En bref - La GRC refuse de s'excuser

Le commissaire de la Gendarmerie royale du Canada (GRC), Giuliano Zaccardelli, refuse de s'excuser auprès des manifestants malmenés lors du Sommet des Amériques, à Québec en 2001, même si un rapport indépendant a qualifié l'incident de «recours abusif à la force».

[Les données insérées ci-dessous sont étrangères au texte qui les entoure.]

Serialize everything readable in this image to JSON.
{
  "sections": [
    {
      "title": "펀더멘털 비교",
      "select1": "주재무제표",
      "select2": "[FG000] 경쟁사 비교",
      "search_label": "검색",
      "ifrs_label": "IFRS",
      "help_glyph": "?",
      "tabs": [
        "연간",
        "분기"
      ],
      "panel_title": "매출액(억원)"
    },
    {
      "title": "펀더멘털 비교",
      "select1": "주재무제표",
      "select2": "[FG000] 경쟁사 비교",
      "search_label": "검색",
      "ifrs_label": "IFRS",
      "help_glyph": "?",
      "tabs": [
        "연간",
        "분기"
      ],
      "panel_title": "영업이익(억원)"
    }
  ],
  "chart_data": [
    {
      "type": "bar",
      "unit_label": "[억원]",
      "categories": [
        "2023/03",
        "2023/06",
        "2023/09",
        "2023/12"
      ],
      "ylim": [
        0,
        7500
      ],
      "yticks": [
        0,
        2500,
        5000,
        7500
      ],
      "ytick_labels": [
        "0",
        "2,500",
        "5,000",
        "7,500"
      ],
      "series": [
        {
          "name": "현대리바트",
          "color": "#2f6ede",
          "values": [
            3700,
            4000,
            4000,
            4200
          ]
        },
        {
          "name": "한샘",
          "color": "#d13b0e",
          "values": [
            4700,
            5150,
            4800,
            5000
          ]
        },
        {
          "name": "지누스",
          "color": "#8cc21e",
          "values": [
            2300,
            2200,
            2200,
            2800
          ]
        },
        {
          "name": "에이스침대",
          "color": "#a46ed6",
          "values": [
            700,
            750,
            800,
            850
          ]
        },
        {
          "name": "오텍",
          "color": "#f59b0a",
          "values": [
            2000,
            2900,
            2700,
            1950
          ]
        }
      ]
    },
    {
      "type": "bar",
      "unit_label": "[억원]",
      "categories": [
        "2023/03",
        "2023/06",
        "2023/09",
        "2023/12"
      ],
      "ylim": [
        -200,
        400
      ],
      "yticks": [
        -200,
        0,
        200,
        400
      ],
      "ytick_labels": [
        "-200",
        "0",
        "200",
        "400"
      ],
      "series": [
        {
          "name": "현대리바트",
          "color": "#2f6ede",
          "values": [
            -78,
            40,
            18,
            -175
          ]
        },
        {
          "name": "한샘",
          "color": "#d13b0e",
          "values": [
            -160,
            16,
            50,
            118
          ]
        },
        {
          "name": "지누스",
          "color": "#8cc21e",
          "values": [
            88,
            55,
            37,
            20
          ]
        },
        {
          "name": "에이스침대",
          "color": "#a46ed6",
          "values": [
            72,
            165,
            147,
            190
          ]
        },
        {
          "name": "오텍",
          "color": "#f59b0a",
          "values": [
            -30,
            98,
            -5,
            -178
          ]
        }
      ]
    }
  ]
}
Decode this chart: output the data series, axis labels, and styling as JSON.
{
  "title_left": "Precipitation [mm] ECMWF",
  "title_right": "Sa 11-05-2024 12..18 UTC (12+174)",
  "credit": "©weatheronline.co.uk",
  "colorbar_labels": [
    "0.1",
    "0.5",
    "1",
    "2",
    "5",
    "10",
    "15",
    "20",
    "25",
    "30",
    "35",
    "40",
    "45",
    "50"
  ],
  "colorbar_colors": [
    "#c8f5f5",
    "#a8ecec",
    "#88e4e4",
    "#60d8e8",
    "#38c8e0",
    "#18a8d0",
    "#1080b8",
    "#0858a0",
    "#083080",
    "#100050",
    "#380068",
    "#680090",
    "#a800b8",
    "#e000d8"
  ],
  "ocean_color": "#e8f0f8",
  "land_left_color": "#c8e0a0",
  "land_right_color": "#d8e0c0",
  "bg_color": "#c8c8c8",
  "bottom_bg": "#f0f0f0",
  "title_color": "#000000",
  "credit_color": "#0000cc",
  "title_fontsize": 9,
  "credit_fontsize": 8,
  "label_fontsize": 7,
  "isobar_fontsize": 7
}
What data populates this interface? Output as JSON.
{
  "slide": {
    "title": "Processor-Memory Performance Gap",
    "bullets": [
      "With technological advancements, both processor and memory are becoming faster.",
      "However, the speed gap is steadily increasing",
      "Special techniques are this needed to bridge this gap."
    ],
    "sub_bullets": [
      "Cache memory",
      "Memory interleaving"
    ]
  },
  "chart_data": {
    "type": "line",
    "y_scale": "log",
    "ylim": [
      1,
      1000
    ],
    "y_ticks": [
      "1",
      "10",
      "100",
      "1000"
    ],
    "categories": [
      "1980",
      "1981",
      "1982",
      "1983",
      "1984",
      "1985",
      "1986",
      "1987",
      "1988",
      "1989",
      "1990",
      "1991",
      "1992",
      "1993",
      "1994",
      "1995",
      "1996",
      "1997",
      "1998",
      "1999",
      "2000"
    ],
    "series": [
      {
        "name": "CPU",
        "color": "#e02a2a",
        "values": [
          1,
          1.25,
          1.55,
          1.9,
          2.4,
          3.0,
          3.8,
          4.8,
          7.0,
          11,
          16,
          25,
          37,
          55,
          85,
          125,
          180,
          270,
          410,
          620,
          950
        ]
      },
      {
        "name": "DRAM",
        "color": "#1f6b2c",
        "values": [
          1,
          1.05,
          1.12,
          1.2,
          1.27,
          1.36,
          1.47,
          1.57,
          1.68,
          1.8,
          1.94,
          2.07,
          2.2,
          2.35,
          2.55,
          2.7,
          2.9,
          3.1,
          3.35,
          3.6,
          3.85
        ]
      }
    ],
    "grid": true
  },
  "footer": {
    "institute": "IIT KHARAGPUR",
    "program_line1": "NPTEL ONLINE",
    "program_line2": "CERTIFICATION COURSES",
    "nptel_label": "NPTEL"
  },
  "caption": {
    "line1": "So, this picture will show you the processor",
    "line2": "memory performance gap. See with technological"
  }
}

La ministre fédérale de la Sécurité publique, Anne McLellan, n'a rien fait pour se dissocier de la décision de M. Zaccardelli, qu'elle a qualifiée hier de «claire» et de «conforme» à la procédure. C'est le député néo-démocrate Svend Robinson qui, après avoir été aspergé de gaz lacrymogène par des policiers lors du sommet, avait demandé à la Commission des plaintes du public contre la GRC de faire enquête. Au cours de ses travaux, la présidente de la commission, Shirley Heafey, a en outre découvert qu'un policier s'est servi d'un pistolet électrique Taser pour appréhender un militant immobile et que des officiers ont tiré des balles en caoutchouc sur des civils pacifiques, à qui l'on a aussi proféré des insultes racistes. Dans son rapport préliminaire, rendu public en novembre, Mme Heafey avait conclu que la police fédérale avait fait usage de «force excessive et injustifiée» pour disperser les manifestants au sommet. Elle avait demandé à la GRC de s'en excuser. Or, dans sa réponse à la commission, le chef de la GRC a refusé de s'excuser. Il a reproché à Svend Robinson de ne pas avoir bougé «après qu'on l'eut averti de quitter les lieux à deux reprises».